Friday, March 6, 2009

Bubsy Longstocking

Elan has such beautiful hair (even according to people besides his parents and other besotted relatives). It's long, and wavy-curly, and he's got this awesome two-toned blond on the top and brown at the roots look that totally works because you know it's au-natural. But his hair is wild too. The top layer is dry and damaged. My husband and I wash it and work in leave-in conditioner in the bath, but if we miss a few days, the delicate little tangles turn into dreadlocks and then we have a major project in front of us.

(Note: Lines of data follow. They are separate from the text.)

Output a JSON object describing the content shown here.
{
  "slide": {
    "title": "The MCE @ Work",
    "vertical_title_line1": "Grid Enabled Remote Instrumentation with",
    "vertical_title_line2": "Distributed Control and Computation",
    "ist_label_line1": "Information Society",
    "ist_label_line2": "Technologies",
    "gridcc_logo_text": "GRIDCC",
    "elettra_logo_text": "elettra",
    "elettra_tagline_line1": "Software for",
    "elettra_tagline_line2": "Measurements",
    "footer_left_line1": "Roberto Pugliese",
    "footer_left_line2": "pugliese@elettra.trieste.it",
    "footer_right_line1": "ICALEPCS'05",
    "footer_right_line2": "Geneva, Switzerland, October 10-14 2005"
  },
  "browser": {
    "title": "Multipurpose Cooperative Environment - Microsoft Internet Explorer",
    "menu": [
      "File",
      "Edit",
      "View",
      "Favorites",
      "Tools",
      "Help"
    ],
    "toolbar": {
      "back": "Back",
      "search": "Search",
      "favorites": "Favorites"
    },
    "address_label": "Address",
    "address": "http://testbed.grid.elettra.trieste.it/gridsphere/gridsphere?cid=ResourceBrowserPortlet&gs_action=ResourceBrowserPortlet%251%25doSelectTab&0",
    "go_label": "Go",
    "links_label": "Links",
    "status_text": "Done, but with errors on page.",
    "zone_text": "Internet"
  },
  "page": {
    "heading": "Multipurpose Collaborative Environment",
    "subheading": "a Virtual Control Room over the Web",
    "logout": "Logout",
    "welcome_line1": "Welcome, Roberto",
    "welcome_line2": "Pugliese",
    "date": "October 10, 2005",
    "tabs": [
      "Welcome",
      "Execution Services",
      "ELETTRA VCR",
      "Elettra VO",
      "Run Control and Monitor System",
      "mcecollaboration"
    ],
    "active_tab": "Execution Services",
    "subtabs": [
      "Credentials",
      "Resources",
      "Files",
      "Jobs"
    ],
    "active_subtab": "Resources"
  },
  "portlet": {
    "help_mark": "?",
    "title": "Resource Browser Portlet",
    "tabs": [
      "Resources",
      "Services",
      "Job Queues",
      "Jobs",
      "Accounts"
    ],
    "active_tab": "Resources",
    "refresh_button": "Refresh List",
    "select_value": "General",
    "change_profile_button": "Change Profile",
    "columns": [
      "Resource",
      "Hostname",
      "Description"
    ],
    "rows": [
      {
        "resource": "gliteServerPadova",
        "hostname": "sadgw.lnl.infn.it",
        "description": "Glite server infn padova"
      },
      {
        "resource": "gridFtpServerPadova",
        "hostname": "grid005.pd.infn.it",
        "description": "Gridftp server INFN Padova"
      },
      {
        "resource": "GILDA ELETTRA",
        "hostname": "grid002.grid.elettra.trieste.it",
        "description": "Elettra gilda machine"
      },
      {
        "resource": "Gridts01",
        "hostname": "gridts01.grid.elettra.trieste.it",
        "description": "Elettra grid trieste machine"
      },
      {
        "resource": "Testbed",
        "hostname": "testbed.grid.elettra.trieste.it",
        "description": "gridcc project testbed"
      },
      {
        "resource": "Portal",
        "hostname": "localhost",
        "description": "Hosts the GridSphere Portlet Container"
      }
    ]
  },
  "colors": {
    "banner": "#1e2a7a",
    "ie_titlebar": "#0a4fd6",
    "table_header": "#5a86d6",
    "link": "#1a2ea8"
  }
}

Whenever he's sick, he minds the whole combing-brushing-unsnarling routine a lot more, plus he tosses and turns in bed that much more, and his hair becomes a total rats' nest. Really. To the point where there have been a few days that I wish he'd wear a hat, to save his mother the embarrassment. And that's in Berkeley.

A few weeks ago, in the middle of Interminable Illness #12, I mentioned to his daycare provider Roxana that I should probably just go ahead and cut his hair. I motioned to my blond halo-headed little boy, who is generally considered to be a girl at first glance (even in Berkeley). "Don't cut it!" she surprised me by saying. "He's got such beautiful hair" (see, independent confirmation). She offered to try her hand at brushing it out, and I, not being an overly-proud mama, happily accepted.

That afternoon, when I came to pick him up, the kids were playing in the back yard. I checked Elan's cubbie and found a note from Roxana that began I hope you are not upset. My heart sped up for a second, but then she went on to explain that she had brushed out Elan's hair, put in special conditioner and then made trenzas (braids), a word which, for me, always conjures up the image of cornrows. I headed to the back yard, eager to see her handiwork.

The funniest thing is that even though I had just read this note, I still did not recognize my son from behind. I saw a toddler playing on the far side of the yard and thought, "That little girl has the same vest as Elan." Then I thought: "And the same sweater." 

Only then did I look a little closer and realized it was Elan.

And doesn't he make a precious little girl?

1 comment:

  1. Ouch! So scrumptiously cute it hurts!